学校帰りなのか制服姿で、相変わらずの暑苦しい髪型に海南の校風が羨ましくなる。わたしの通う学校では考えられなかった。
「前髪くらい切りなよ」
言いながら手を伸ばしかけて、わたしは微かな違和感を覚えた。
「もしかして、また少し身長伸びた?」
「おーよ。このままいったら神さんよりデカくなるかもな」
よく話に出る「神さん」にはわたしも何度か会ったことがある。
すらりと背の高い姿を思い出して、目の前の幼馴染に重ねてみた。
「……想像出来ない」
「んだよ」
「だって170超えたって大喜びしてたのがちょっと前じゃない」
「ちょっと前じゃねーよ。中3の夏には超えてたっつーの」
「それだってようやく1年経つか経たないかでしょ」
わたしたちが知り合って一体どれほどの年月が過ぎたと思っているのか。
名前を覚えたのは幼稚園に上がる前だったから、とうに10年は経過している。
その、長い歳月の大半は「すばしっこく小柄で活発な男の子」だったのに、いつの間にかわたしよりずっと大きくなってしまって、見知らぬ人のようで未だに慣れることが出来ない。
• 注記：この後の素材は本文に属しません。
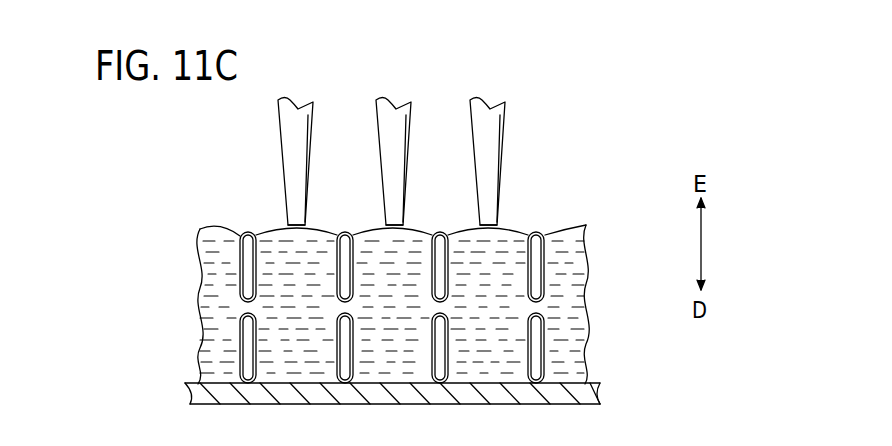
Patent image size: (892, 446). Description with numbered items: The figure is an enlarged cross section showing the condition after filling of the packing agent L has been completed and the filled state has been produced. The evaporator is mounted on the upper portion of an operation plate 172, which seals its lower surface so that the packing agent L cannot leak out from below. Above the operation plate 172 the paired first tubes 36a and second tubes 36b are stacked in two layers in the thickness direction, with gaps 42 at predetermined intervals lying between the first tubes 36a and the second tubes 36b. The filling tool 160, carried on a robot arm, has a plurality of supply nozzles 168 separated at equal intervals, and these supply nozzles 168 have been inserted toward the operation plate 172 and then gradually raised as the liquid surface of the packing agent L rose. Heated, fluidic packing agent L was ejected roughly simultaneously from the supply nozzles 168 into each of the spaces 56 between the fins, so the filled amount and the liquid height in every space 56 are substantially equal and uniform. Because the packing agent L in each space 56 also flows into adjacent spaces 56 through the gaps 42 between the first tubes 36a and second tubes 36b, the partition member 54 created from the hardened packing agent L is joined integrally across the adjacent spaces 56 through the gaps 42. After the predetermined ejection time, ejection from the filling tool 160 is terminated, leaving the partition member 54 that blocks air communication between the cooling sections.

The filling tool 160 is at (539, 70).
The supply nozzles 168 is at (292, 120).
The partition member 54 is at (517, 237).
The spaces 56 is at (274, 263).
The second tube 36b is at (548, 258).
The gaps 42 is at (548, 300).
The first tube 36a is at (548, 352).
The operation plate 172 is at (497, 386).
The packing agent L is at (392, 362).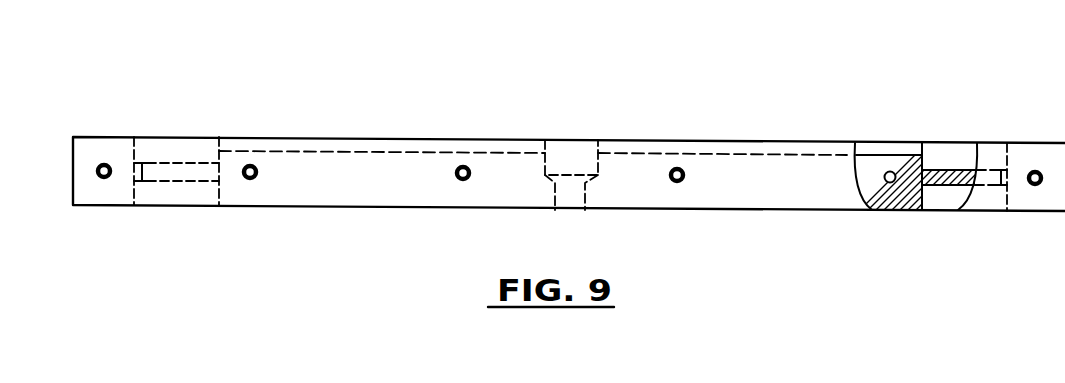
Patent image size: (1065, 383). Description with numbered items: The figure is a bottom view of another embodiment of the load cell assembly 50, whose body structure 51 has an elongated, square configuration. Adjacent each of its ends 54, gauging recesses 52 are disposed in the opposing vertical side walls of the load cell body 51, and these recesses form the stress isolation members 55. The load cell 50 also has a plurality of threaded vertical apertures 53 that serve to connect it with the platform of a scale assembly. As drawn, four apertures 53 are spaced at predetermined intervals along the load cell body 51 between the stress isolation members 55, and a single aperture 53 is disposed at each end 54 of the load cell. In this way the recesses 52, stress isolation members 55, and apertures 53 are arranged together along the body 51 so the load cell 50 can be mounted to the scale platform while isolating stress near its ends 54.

なのに、当人は昔からずっと今の姿だったかの如く振る舞うものだから、どうしても反発したくなってしまうのだ。
「つーかも伸びたな」
「変わらないよ。この前学校で測ったばっかりだもん」
「ちげーよ。背じゃなくて髪。見る度長くなってんじゃん」
「ああ、髪ね。そろそろ切ろうかどうしようか迷ってるの」
「いーじゃん。そのまま伸ばしてみ。ぜってー似合うから」
「何を根拠に言ってるのよ」
「昔はずっと長かったじゃん。あれ結構好きだったんだよ」
あっけらかんと言って「じゃーな」と笑うと、軽く手を上げ信長は歩き出す。
数軒先に消え行くすっかり男の人になった後ろ姿を眺めながら、変わらない言動とのギャップに暫しわたしは落ち着かない気持ちで立ち尽くしていた。